US persons can surely benefit in many ways from having an offshore company and bank account, from international tax planning, to avoidance of local regulations, but it is obvious that international tax planning for US citizens and residents might be more complex than those for other jurisdictions, and some banks might even not onboard US persons.


Tax Residency

The United States of America has a worldwide tax system, and its tax residency is based on Citizenship, in addition to tax residents based on time spent in the US, Permanent Residents, etc.


So for US Citizens, just leaving the country and having no ties to the USA would not suffice to avoid being a tax resident in the USA. If you have a US passport, you will be a tax resident there, even if you have never lived there, or have lived all your life “abroad” from a US perspective.


So even if you have lived all your life in Asia, Europe, Latin America, you will pay taxes to the IRS on your personal income regardless if this income is not US sourced.


Foreign Earned Income Exclusion.

If you are a US person and live abroad, you would not have to pay taxes to the US if the income does not exceed a certain threshold,which varies (increases) each year but it is $112,000 for 2022. You can check the IRS link here https://www.irs.gov/individuals/international-taxpayers/foreign-earned-income-exclusion


Treatment of Offshore Companies and Offshore Bank Accounts for US Persons.


US tax residents, in their tax return and appropriate form, must report their ownership of their offshore companies (Controlled Foreign Companies Rule), disclose the ownership and existence of their offshore bank account, etc.


It is more difficult for US persons to hide money offshore as all banks have implemented FATCA, so US persons would have to implement more complex structures and strategies, to legally have this offshore account under the IRS radar or reporting requirement.
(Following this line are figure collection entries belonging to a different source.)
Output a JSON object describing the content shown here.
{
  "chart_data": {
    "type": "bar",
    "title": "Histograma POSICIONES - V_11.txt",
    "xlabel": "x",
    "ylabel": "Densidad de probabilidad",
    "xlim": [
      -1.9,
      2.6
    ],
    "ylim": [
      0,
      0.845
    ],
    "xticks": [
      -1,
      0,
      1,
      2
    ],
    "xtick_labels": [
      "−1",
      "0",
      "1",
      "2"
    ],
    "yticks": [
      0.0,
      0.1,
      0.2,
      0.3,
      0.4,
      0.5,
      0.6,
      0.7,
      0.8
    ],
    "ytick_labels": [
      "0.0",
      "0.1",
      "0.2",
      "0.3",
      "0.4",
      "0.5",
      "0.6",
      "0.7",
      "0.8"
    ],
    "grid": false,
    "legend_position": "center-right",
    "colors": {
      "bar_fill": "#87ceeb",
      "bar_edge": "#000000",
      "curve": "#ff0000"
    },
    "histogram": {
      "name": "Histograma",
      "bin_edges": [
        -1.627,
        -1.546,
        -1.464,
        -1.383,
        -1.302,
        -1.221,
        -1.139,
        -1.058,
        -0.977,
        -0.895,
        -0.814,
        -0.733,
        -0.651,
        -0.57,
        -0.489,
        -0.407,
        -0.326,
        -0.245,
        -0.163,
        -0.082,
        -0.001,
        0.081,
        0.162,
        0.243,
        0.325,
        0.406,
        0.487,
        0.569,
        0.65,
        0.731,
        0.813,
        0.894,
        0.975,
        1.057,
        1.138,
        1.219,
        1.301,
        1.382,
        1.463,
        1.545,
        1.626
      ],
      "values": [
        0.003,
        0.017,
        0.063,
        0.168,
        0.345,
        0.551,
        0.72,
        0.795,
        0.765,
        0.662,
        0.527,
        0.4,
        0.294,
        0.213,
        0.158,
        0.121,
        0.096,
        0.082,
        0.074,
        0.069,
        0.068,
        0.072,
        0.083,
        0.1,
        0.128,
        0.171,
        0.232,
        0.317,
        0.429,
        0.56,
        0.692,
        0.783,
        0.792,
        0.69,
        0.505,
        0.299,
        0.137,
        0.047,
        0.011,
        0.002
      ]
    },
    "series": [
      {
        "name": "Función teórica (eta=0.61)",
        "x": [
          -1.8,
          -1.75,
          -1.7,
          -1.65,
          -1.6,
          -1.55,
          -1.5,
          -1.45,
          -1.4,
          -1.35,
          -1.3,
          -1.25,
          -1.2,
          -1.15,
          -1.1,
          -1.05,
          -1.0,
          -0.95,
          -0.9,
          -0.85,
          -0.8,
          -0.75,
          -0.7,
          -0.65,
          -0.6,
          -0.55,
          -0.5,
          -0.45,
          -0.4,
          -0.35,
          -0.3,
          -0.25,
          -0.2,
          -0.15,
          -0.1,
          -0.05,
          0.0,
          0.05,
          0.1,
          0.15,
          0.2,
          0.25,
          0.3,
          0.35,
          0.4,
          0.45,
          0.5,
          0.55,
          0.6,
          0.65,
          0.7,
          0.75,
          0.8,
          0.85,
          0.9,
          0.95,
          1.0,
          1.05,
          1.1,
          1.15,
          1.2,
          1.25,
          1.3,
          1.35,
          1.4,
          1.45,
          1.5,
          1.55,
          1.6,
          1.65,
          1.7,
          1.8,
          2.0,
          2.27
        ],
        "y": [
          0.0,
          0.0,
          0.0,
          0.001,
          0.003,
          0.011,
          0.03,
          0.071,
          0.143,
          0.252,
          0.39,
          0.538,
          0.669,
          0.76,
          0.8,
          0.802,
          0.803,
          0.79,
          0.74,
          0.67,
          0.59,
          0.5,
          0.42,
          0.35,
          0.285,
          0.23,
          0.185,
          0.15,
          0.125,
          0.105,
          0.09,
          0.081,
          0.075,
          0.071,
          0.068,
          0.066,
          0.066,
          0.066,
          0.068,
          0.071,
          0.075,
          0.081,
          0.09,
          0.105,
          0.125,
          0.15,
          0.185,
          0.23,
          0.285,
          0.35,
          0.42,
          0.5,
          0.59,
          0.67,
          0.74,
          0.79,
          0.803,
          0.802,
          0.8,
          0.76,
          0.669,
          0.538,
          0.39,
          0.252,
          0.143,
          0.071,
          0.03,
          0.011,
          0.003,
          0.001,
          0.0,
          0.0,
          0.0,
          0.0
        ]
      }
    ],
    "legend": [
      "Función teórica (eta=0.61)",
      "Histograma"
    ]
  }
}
Same goes for offshore structures.

On the other hand, non-US persons would still have hope to open an account in a non-CRS country, and avoid the account being reported.


Of course, there are ways to legally reduce your taxes via international planning, but that will depend on each person and company situation, as you know the rich usually don’t pay taxes.


Tax Treatment of Offshore Companies


Even though a US person would have to pay taxes on his/her offshore income, is the tax due even if the income is not distributed or not repatriated? it depends on the type of income (royalty, financial income, services, etc), and business structure, etc.


Each type of income has their own treatment and rules to determine if such income would be taxed either once distributed, or taxed even if it was not distributed.


Postponing when the tax is due is tax deferral.


These rules are Subpart F, TCJA, Gilti, just to name a few.


Drastic approach

There are of course ways to escape the US tax system, once and for all, and that is giving up the US passport / citizenship. Of course this requires extreme measures like getting a second citizenship, new life, and all it comes when you move abroad and give up a US passport.


Other countries that have a similar tax system, like Canada, don't make you give up your passport or canadian citizenship, but you have to cut ties to Canada and perform an exit tax procedure to pay all tax due that may be accrued.


Uses of Offshore Companies


US persons can use offshore companies for international tax planning, international operations, asset protection, access to better business regulations, etcetera.


Offshore Bank accounts can also be used for asset protection purposes, to easily make or receive payments from clients,

Illegal means

People could also try to keep these offshore companies private by having a second passport, nominee shareholders, etc., in order to conceal the ownership, and these might work to evade taxes, among other things, but of course, if you get caught, you can guess what comes next.


The USA as a tax haven:

It sounds odd that even though the USA has a draconian tax system, it is a tax haven for non-resident foreigners, and it even ranks first in the financial secrecy index.


Disclaimer: the information contained herein is for information purposes only and nothing herein shall be considered or be a substitute of financial, tax, or legal advice.